Probability Passing for Graph Neural Networks: Graph Structure and Representations Joint Learning
This work addresses a specific bottleneck in graph neural networks for researchers in graph-based machine learning, presenting an incremental improvement.
The paper tackles the problem of noise in node features affecting graph structure generation in Latent Graph Inference for Graph Neural Networks, introducing Probability Passing to refine the graph structure and showing effectiveness in experiments.

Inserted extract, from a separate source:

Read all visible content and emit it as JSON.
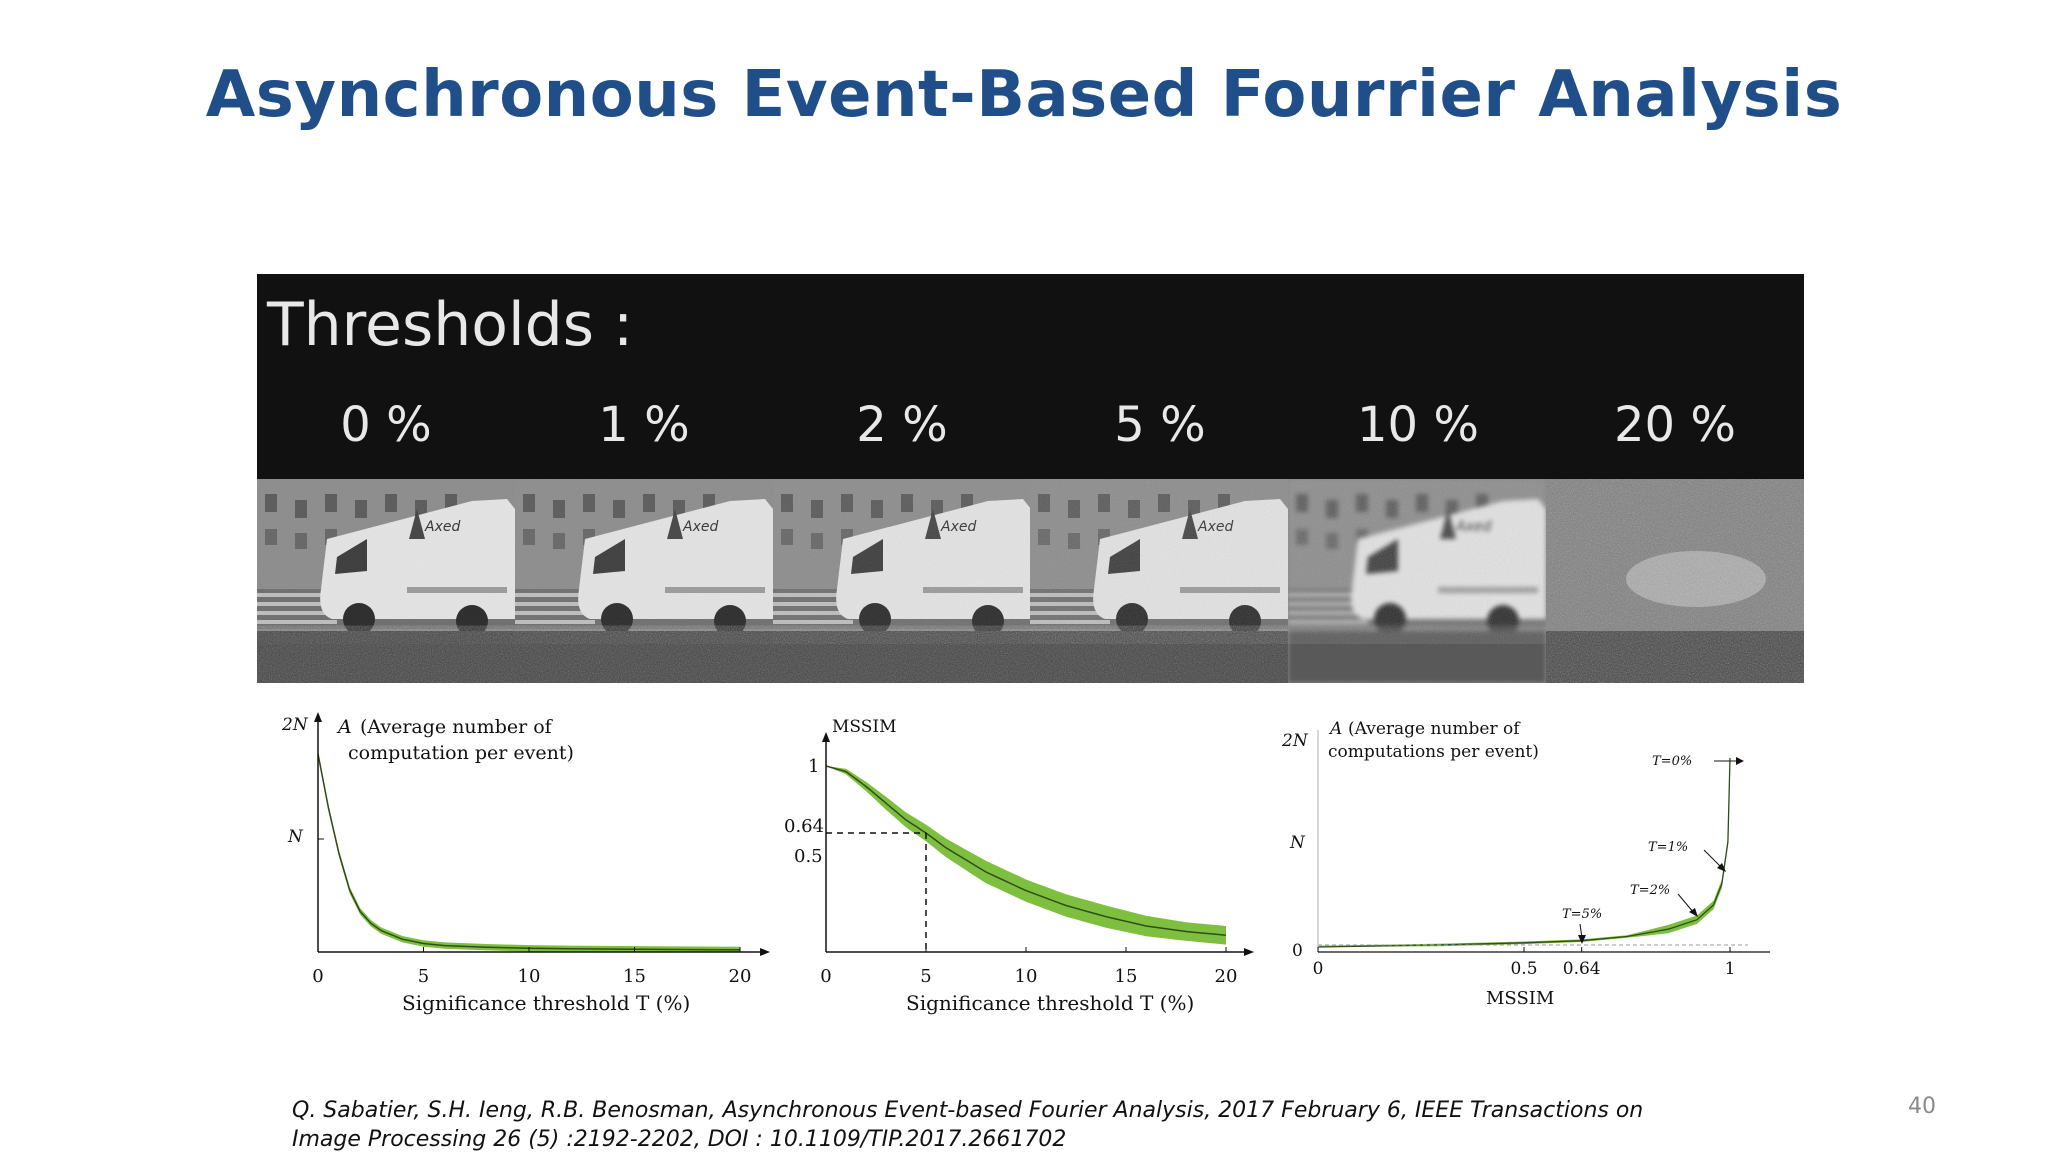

Graph Neural Networks (GNNs) have achieved notable success in the analysis of non-Euclidean data across a wide range of domains. However, their applicability is constrained by the dependence on the observed graph structure. To solve this problem, Latent Graph Inference (LGI) is proposed to infer a task-specific latent structure by computing similarity or edge probability of node features and then apply a GNN to produce predictions. Even so, existing approaches neglect the noise from node features, which affects generated graph structure and performance. In this work, we introduce a novel method called Probability Passing to refine the generated graph structure by aggregating edge probabilities of neighboring nodes based on observed graph. Furthermore, we continue to utilize the LGI framework, inputting the refined graph structure and node features into GNNs to obtain predictions. We name the proposed scheme as Probability Passing-based Graph Neural Network (PPGNN). Moreover, the anchor-based technique is employed to reduce complexity and improve efficiency. Experimental results demonstrate the effectiveness of the proposed method.